All of that information is in the actual error message and you must pay attention to it. Learn how to identify it instantly so you don’t have to stop your progress and fiddle around with the forum.

Tutorials and example code are great, but keep this in mind to maximize your success and minimize your frustration:

How to do tutorials properly, two (2) simple steps to success:

Step 1. Follow the tutorial and do every single step of the tutorial 100% precisely the way it is shown. Even the slightest deviation (even a single character!) generally ends in disaster. That’s how software engineering works. Every step must be taken, every single letter must be spelled, capitalized, punctuated and spaced (or not spaced) properly, literally NOTHING can be omitted or skipped.
Fortunately this is the easiest part to get right: Be a robot. Don’t make any mistakes.
BE PERFECT IN EVERYTHING YOU DO HERE!!

If you get any errors, learn how to read the error code and fix your error. Google is your friend here. Do NOT continue until you fix your error. Your error will probably be somewhere near the parenthesis numbers (line and character position) in the file. It is almost CERTAINLY your typo causing the error, so look again and fix it.

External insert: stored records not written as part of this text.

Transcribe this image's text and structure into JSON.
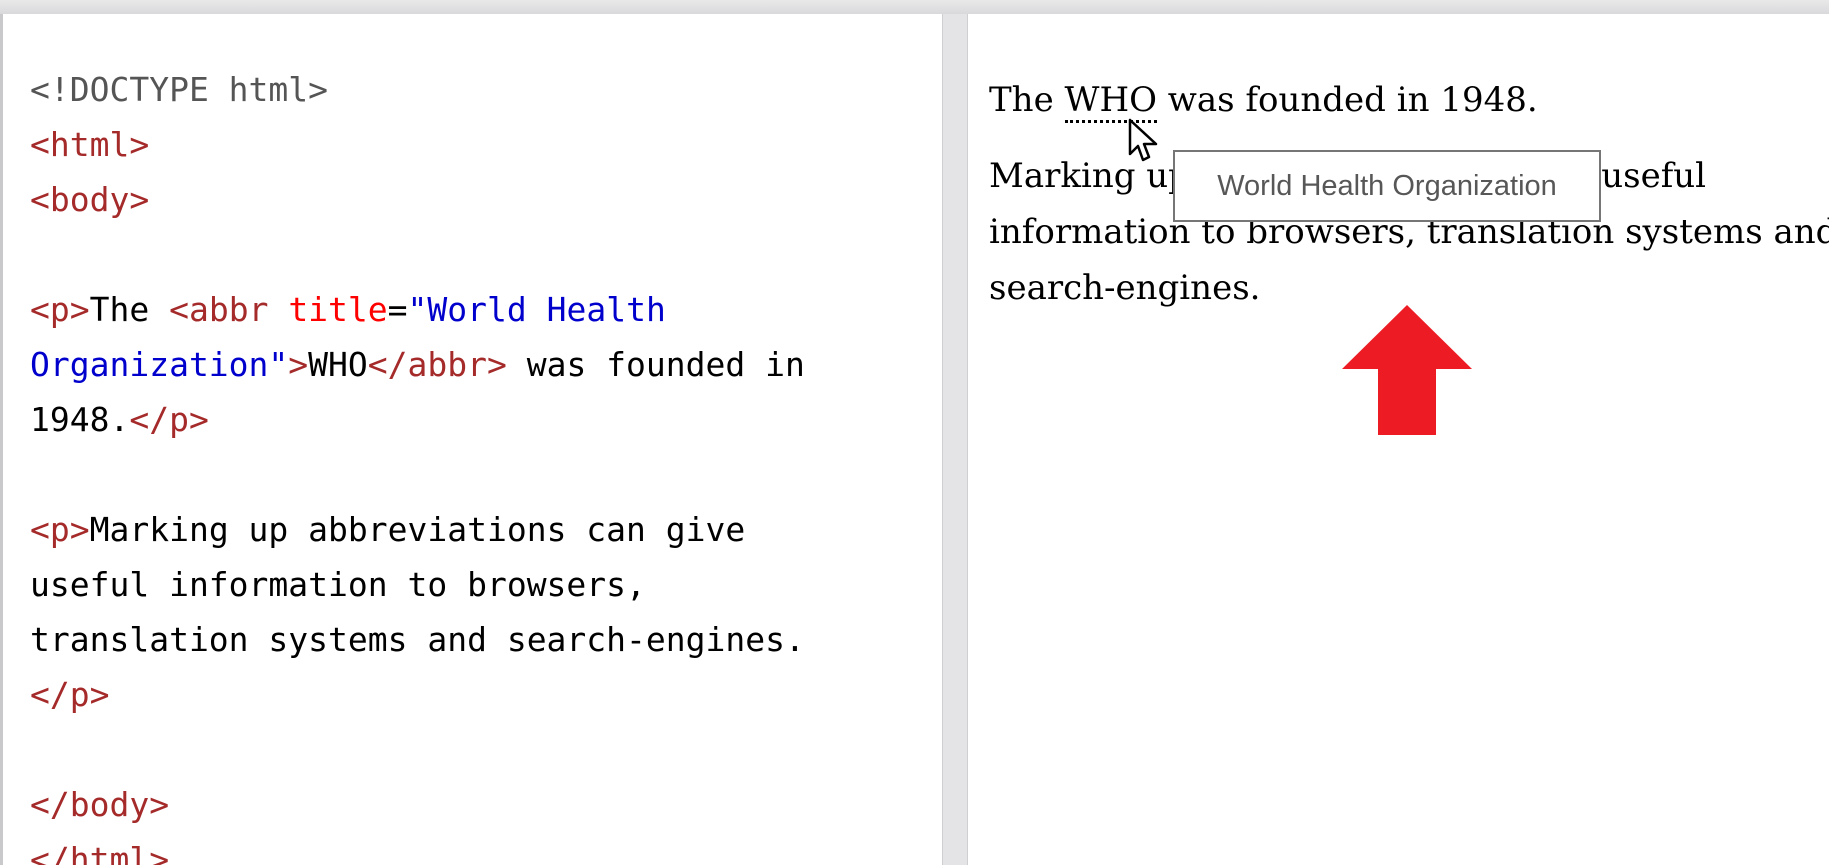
{
  "code_editor": {
    "lines": {
      "doctype": "<!DOCTYPE html>",
      "html_open": "<html>",
      "body_open": "<body>",
      "p1_open": "<p>",
      "p1_text_the": "The ",
      "abbr_open_start": "<abbr",
      "attr_title": "title",
      "attr_equals": "=",
      "attr_value_part1": "\"World Health",
      "attr_value_part2": "Organization\"",
      "abbr_open_end": ">",
      "abbr_text": "WHO",
      "abbr_close": "</abbr>",
      "p1_text_rest1": " was founded in",
      "p1_text_rest2": "1948.",
      "p1_close": "</p>",
      "p2_open": "<p>",
      "p2_line1": "Marking up abbreviations can give",
      "p2_line2": "useful information to browsers,",
      "p2_line3": "translation systems and search-engines.",
      "p2_close": "</p>",
      "body_close": "</body>",
      "html_close": "</html>"
    },
    "colors": {
      "tag": "#a52a2a",
      "bracket": "#0000cd",
      "attribute": "#ff0000",
      "value": "#0000cd"
    }
  },
  "preview": {
    "p1_before": "The ",
    "abbr_text": "WHO",
    "p1_after": " was founded in 1948.",
    "p2_text": "Marking up abbreviations can give useful information to browsers, translation systems and search-engines.",
    "tooltip": "World Health Organization"
  },
  "icons": {
    "cursor": "mouse-pointer-icon",
    "arrow": "red-up-arrow-icon",
    "arrow_color": "#ed1c24"
  }
}
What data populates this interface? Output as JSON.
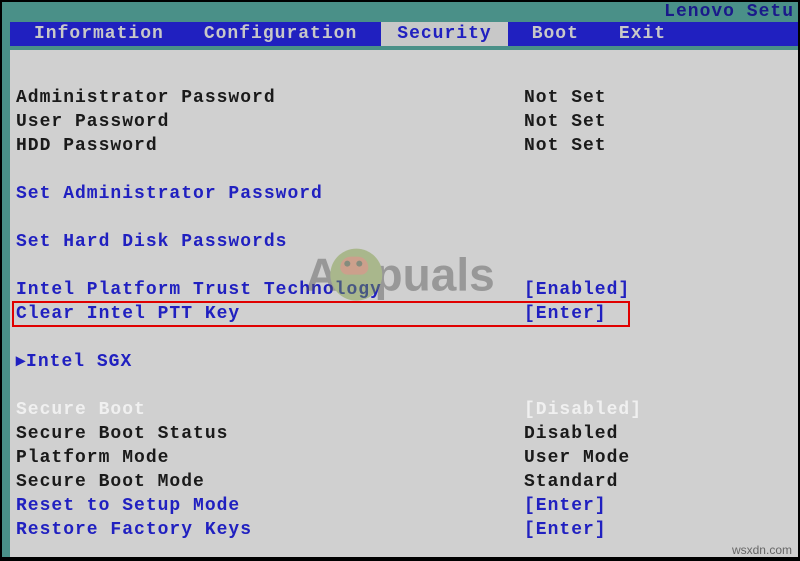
{
  "title": "Lenovo Setu",
  "menu": {
    "items": [
      {
        "label": "Information",
        "selected": false
      },
      {
        "label": "Configuration",
        "selected": false
      },
      {
        "label": "Security",
        "selected": true
      },
      {
        "label": "Boot",
        "selected": false
      },
      {
        "label": "Exit",
        "selected": false
      }
    ]
  },
  "rows": {
    "admin_pw_label": "Administrator Password",
    "admin_pw_value": "Not Set",
    "user_pw_label": "User Password",
    "user_pw_value": "Not Set",
    "hdd_pw_label": "HDD Password",
    "hdd_pw_value": "Not Set",
    "set_admin_pw": "Set Administrator Password",
    "set_hdd_pw": "Set Hard Disk Passwords",
    "intel_ptt_label": "Intel Platform Trust Technology",
    "intel_ptt_value": "[Enabled]",
    "clear_ptt_label": "Clear Intel PTT Key",
    "clear_ptt_value": "[Enter]",
    "intel_sgx": "Intel SGX",
    "secure_boot_label": "Secure Boot",
    "secure_boot_value": "[Disabled]",
    "secure_boot_status_label": "Secure Boot Status",
    "secure_boot_status_value": "Disabled",
    "platform_mode_label": "Platform Mode",
    "platform_mode_value": "User Mode",
    "secure_boot_mode_label": "Secure Boot Mode",
    "secure_boot_mode_value": "Standard",
    "reset_setup_label": "Reset to Setup Mode",
    "reset_setup_value": "[Enter]",
    "restore_keys_label": "Restore Factory Keys",
    "restore_keys_value": "[Enter]"
  },
  "watermark": {
    "left": "A",
    "right": "puals"
  },
  "source": "wsxdn.com",
  "arrow": "▸"
}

Step 2. Go back and work through every part of the tutorial again, and this time explain it to your doggie. See how I am doing that in my avatar picture? If you have no dog, explain it to your house plant. If you are unable to explain any part of it, STOP. DO NOT PROCEED. Now go learn how that part works. Read the documentation on the functions involved. Go back to the tutorial and try to figure out WHY they did that. This is the part that takes a LOT of time when you are new. It might take days or weeks to work through a single 5-minute tutorial. Stick with it. You will learn.

Step 2 is the part everybody seems to miss. Without Step 2 you are simply a code-typing monkey and outside of the specific tutorial you did, you will be completely lost. If you want to learn, you MUST do Step 2.

Of course, all this presupposes no errors in the tutorial. For certain tutorial makers (like Unity, Brackeys, Imphenzia, Sebastian Lague) this is usually the case. For some other less-well-known content creators, this is less true. Read the comments on the video: did anyone have issues like you did? If there’s an error, you will NEVER be the first guy to find it.

Beyond that, Step 3, 4, 5 and 6 become easy because you already understand!

Finally, when you have errors, don’t post here… just go fix your errors… see above!

2 Likes

You have some rogue sets of curly braces. Delete the ones on 28, 29 and 32. You have another set you can delete on 36 and 39. They won’t cause you an error but they’re not doing anything so you can delete them.

On line 25 remove one = sign. == is to check if things are equal. = is to assign a value which is what you want.

Should probably rename repeat to Repeat too as per method naming conventions in C#.

Go through some beginning programming books/tutorials. Closed.